Meghana Amarnath, an organiser, told Salient “we protest because we as a community have the shared vision of a better world. We understand that this world will not be created by our so-called leaders as they are driven by capitalistic greed in a settler colonial state that is called NZ. We understand that we need to raise awareness, build community and demand this better world that we want to live in. We might be protesting for Palestine, but really the struggle is beyond that … all decolonial struggles are driven by the fight against a world driven by economic gain and white supremacy.
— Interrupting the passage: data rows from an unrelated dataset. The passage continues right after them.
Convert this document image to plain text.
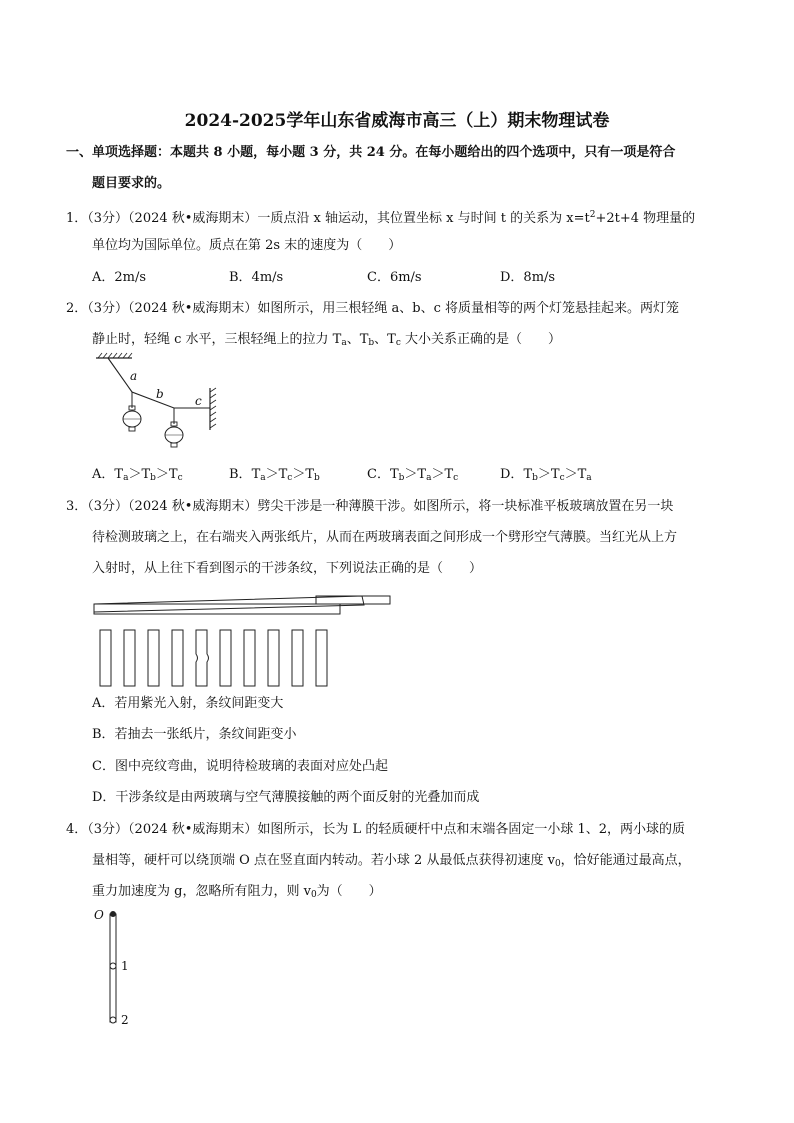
2024-2025学年山东省威海市高三（上）期末物理试卷
一、单项选择题：本题共 8 小题，每小题 3 分，共 24 分。在每小题给出的四个选项中，只有一项是符合
题目要求的。
1．（3分）（2024 秋•威海期末）一质点沿 x 轴运动，其位置坐标 x 与时间 t 的关系为 $x=t^2+2t+4$ 物理量的
单位均为国际单位。质点在第 2s 末的速度为（　　）
A．2m/s	B．4m/s	C．6m/s	D．8m/s
2．（3分）（2024 秋•威海期末）如图所示，用三根轻绳 a、b、c 将质量相等的两个灯笼悬挂起来。两灯笼
静止时，轻绳 c 水平，三根轻绳上的拉力 $T_a$、$T_b$、$T_c$ 大小关系正确的是（　　）
a
b	c
A．$T_a>T_b>T_c$	B．$T_a>T_c>T_b$	C．$T_b>T_a>T_c$	D．$T_b>T_c>T_a$
3．（3分）（2024 秋•威海期末）劈尖干涉是一种薄膜干涉。如图所示，将一块标准平板玻璃放置在另一块
待检测玻璃之上，在右端夹入两张纸片，从而在两玻璃表面之间形成一个劈形空气薄膜。当红光从上方
入射时，从上往下看到图示的干涉条纹，下列说法正确的是（　　）
A．若用紫光入射，条纹间距变大
B．若抽去一张纸片，条纹间距变小
C．图中亮纹弯曲，说明待检玻璃的表面对应处凸起
D．干涉条纹是由两玻璃与空气薄膜接触的两个面反射的光叠加而成
4．（3分）（2024 秋•威海期末）如图所示，长为 L 的轻质硬杆中点和末端各固定一小球 1、2，两小球的质
量相等，硬杆可以绕顶端 O 点在竖直面内转动。若小球 2 从最低点获得初速度 $v_0$，恰好能通过最高点，
重力加速度为 g，忽略所有阻力，则 $v_0$为（　　）
O
1
2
It’s for the liberation of all oppressed people”. 


Unions Wellington present their submission to the city councillors

For the civic-minded among us, Unions Wellington last Thursday presented their submission to the Council for keeping the airport shares public, as part of their Keep the Airport Ours campaign. About thirty people crammed into a series of elevators, and then the chambers, hoisting banners and wearing ‘Keep the Airport Ours’ t-shirts. They were there, on a rainy Thursday, to support three speakers, who together made a strong case against the privatisation of a key public asset. Sabina, from Unions Wellington, gave a speech stressing the airport’s status as public infrastructure, “not simply an investment for the council's portfolio”. Her speech was followed by Nicola Campbell from 350 Aotearoa, and Craig Renney from NZCTU, who made compelling environmental and economic arguments, respectively. 


These are just the ones this harried reporter/photographer/subeditor could make it to. The list of those he did not is larger. The point of this is to gently encourage you, dear reader, to seek out similar actions, during the uni break and beyond. A big march is a vital and important statement, but the act of community building really takes place at smaller events like those above. Those in power seek to sow fear and division. Reject this, and get to know your city. Also, activists are lovely! Not only will they not bite, they will welcome you with open arms—it is their kaupapa. Before you know it, you might be one.